Door Marlies Tal
Amateurkunst. In debatten van de landelijke, provinciale en gemeentelijke politiek gaat het er zelden over. Je zou bijna denken dat het een niche is. Het tegengestelde is waar: er zijn zeven miljoen Nederlanders die jaarlijks kunstzinnig of creatief actief zijn. Amateurkunstbeoefenaars heten ze in beleidstaal. Zelf zeggen ze waarschijnlijk dat ze in een band spelen, lid zijn van de plaatselijke toneelvereniging of graag schilderen. Deze mensen zetten zich actief in voor zichzelf, de samenleving en de cultuursector. Deze groep is in de coronajaren gegroeid en veranderd; er kwamen meer individuele kunstenaars bij.
Belang van amateurkunst
Cultuurbeoefening heeft allereerst betekenis voor de beoefenaars zelf, het levert hen plezier, uitdaging en vrienden op. Maar ook maatschappelijk gezien is amateurkunst van grote waarde. De Wereldgezondheidsorganisatie pleit voor meer investeren in cultuurdeelname vanwege preventieve werking op gezondheid1. Bij de jeugd heeft het actief deelnemen aan cultuur bijvoorbeeld positieve effecten op sociale vaardigheden, verantwoordelijkheid nemen en doorzettingsvermogen.2 Door cultuurbeoefening verbetert ook je mentaal welbevinden, een belangrijke reden voor zorg- en welzijnsprofessionals om cultuur in te zetten.

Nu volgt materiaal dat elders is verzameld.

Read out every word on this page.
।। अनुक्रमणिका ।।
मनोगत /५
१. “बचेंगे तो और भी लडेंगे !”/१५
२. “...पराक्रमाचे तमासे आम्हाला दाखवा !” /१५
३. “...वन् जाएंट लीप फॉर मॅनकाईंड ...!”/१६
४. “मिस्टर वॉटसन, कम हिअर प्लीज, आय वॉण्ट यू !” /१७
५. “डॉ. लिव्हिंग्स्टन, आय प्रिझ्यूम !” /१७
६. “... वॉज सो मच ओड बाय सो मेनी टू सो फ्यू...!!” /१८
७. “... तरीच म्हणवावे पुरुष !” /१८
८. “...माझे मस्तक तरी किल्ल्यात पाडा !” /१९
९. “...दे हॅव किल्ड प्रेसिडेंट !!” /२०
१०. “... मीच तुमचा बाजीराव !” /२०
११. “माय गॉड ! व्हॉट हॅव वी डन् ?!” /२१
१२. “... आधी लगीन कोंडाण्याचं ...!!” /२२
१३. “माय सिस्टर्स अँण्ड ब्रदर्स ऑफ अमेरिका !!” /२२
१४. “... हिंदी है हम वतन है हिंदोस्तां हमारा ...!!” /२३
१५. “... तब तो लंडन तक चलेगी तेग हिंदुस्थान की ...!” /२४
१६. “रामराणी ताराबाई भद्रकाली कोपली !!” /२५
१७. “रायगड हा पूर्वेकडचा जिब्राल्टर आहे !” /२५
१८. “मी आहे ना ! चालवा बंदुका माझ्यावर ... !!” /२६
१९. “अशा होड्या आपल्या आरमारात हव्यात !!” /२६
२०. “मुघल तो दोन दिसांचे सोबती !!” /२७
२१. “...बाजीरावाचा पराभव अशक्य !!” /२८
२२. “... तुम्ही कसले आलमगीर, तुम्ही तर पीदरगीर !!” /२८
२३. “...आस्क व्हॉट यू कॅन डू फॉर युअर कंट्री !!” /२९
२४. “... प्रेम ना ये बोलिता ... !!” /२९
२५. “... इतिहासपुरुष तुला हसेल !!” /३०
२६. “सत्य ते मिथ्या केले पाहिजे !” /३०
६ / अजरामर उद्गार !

Je zou verwachten dat in de cultuursector en door beleidsmakers dergelijke resultaten in de etalage worden gezet. Helaas geldt vaak het omgekeerde: keer op keer wordt gesteld dat het niet over dergelijke ‘extrinsieke waarden’ zou moeten gaan. De cultuursector wil het vooral over kunst om de kunst en artistieke waarde hebben. En daarmee wordt de amateurkunstenaar naar de coulissen verwezen, want het leveren van artistieke prestaties is voor de meeste amateurkunstenaars niet het eerste doel en beleidsmakers willen zich niet branden aan een artistiek oordeel over de amateurkunst.
Voormalig dirigent van meerdere harmonieorkesten Johan Boonekamp en auteur Revitalisering Amateurkunst zei hierover:
‘Het is belangrijk om de amateurkunst veel zichtbaarder te maken en te agenderen, vooral waar het gaat om de maatschappelijke- en sociale impact. Het besef vergroten dat verbindingen in de samenleving, samen met de sportsector, vaak via amateurkunstverenigingen en informele kunstgroepen verlopen. Wat ik zo mooi vind is, naast de prachtige zeggingskracht van vele amateurmakers, de enorme sociale verbinding die de letterlijk miljoenen amateurkunstenaars in Nederland realiseren. Amateurkunst is een humuslaag voor de sociale cohesie en hét middel voor participatie.’
Wankele positie amateurkunst
Desondanks is de amateurkunst kwetsbaar. Beoefening in groepsverband is door corona en bijbehorende lockdowns flink gedaald.3 Op de ondersteuning van amateurkunstgroepen wordt al jaren door diverse overheden bezuinigd. Terwijl juist een sector die draait op veel vrijwilligers ondersteuning nodig heeft om mee te bewegen met de veranderende tijd. Bestuursleden zijn minder langdurig of intensief aan verenigingen verbonden en hebben daarom geen tijd om naar het grotere plaatje te kijken – om bijvoorbeeld een fusie met een andere vereniging te regelen of om te werken aan nieuwe verenigingsvormen.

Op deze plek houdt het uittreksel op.